Sunday, June 01, 2008


"...Do ya want to drive it?" he asked as we swung a left around a 90ยบ corner at something north of 60 mph.

Do I??

The "it" in question is a $250,000, Lamborghini Gallardo Superleggera. V10 engine. 500+hp. Sleek lines. Low weight. More carbon bits than a Stealth fighter. And gas mileage that would make a Hummer driver blush. F*ck yeah, I want to drive it.

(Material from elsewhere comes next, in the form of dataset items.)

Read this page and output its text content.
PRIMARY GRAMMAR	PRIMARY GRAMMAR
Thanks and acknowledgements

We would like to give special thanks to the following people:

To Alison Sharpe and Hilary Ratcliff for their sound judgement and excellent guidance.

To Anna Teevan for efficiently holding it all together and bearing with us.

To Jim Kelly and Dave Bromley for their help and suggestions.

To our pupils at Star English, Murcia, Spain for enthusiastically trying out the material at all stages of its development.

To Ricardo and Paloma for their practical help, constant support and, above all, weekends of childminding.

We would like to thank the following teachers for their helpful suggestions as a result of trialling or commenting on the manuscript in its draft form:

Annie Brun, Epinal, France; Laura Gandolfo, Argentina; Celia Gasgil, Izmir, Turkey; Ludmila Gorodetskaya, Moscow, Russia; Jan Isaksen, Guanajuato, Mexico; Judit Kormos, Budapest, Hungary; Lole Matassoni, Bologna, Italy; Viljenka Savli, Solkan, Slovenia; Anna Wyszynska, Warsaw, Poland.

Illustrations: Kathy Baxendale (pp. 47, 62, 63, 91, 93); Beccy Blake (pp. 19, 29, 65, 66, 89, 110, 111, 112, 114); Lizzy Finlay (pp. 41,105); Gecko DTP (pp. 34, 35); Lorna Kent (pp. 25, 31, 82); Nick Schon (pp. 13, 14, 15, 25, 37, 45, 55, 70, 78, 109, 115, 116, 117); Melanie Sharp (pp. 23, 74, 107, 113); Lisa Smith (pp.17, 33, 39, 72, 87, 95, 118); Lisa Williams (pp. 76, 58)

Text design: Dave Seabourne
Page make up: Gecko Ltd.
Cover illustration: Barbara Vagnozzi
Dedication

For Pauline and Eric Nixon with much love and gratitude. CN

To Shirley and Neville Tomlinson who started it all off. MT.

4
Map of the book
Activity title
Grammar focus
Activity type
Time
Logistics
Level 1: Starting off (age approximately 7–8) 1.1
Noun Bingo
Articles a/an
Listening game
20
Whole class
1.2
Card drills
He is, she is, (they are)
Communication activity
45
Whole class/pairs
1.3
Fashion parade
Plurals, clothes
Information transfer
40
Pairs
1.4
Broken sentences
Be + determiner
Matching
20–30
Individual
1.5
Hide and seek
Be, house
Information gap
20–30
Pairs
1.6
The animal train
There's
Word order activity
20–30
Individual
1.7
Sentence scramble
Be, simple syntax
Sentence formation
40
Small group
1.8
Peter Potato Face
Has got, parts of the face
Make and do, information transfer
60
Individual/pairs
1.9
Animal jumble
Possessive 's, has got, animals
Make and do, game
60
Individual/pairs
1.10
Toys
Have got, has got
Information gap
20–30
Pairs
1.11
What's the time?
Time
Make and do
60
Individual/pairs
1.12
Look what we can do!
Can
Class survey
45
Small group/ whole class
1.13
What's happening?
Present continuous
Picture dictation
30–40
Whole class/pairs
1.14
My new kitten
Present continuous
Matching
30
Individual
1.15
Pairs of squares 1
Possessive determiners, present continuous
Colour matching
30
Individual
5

Only there was a problem. A simple matter of physical limitations: My ability (and lack thereof) to squeeze behind the wheel. You see, the distance from the underside of the steering wheel to the pedals on the floor is less than the distance from my knee to my ankle. (Just one of the perils nobody thinks of when they say to someone 6'6" "It must be nice to be so tall". Sure, it's nice, but at least you can drive a $250k sports car when you want to! Don't mind me...I'll just be over here in my '78 Buick. And don't even get me started on low-hanging ceiling fans!). Anyway...what was I saying? Oh yeah...So I can't move my legs/feet enough to go from the gas pedal to the brake pedal. So, until they make a production stretch model for us freak-sized folks, I'm stuck riding shotgun.

It was still a ride during which the acceleration and deceleration *literally* made me light-headed.

The reason I was able to get up close and personal with that nifty little toy was the local Lamborghini dealership had a "Hey! Why don't you come by and test out a new Lamborghini" event and hired me to shoot photos. (I tried bartering my services for goods, but sadly they weren't having it). The shooting was nothing special, just people standing around chit-chatting amidst freakishly expensive cars. I also tried to get shots of happy test riders returning from their runs. I guess the idea is that when people see how good/happy they look in the $100+k cars, they'll be more inclined to buy them.

So I may post a few random shots of mine in the next day or two. Sadly, the shots above were simply taken from a website of freely-downloadable desktop backgrounds, shot by someone else. Mine are not nearly as professional looking. Of course, I wasn't in a pro studio the size of an airplane hangar, either. I'm just sayin'.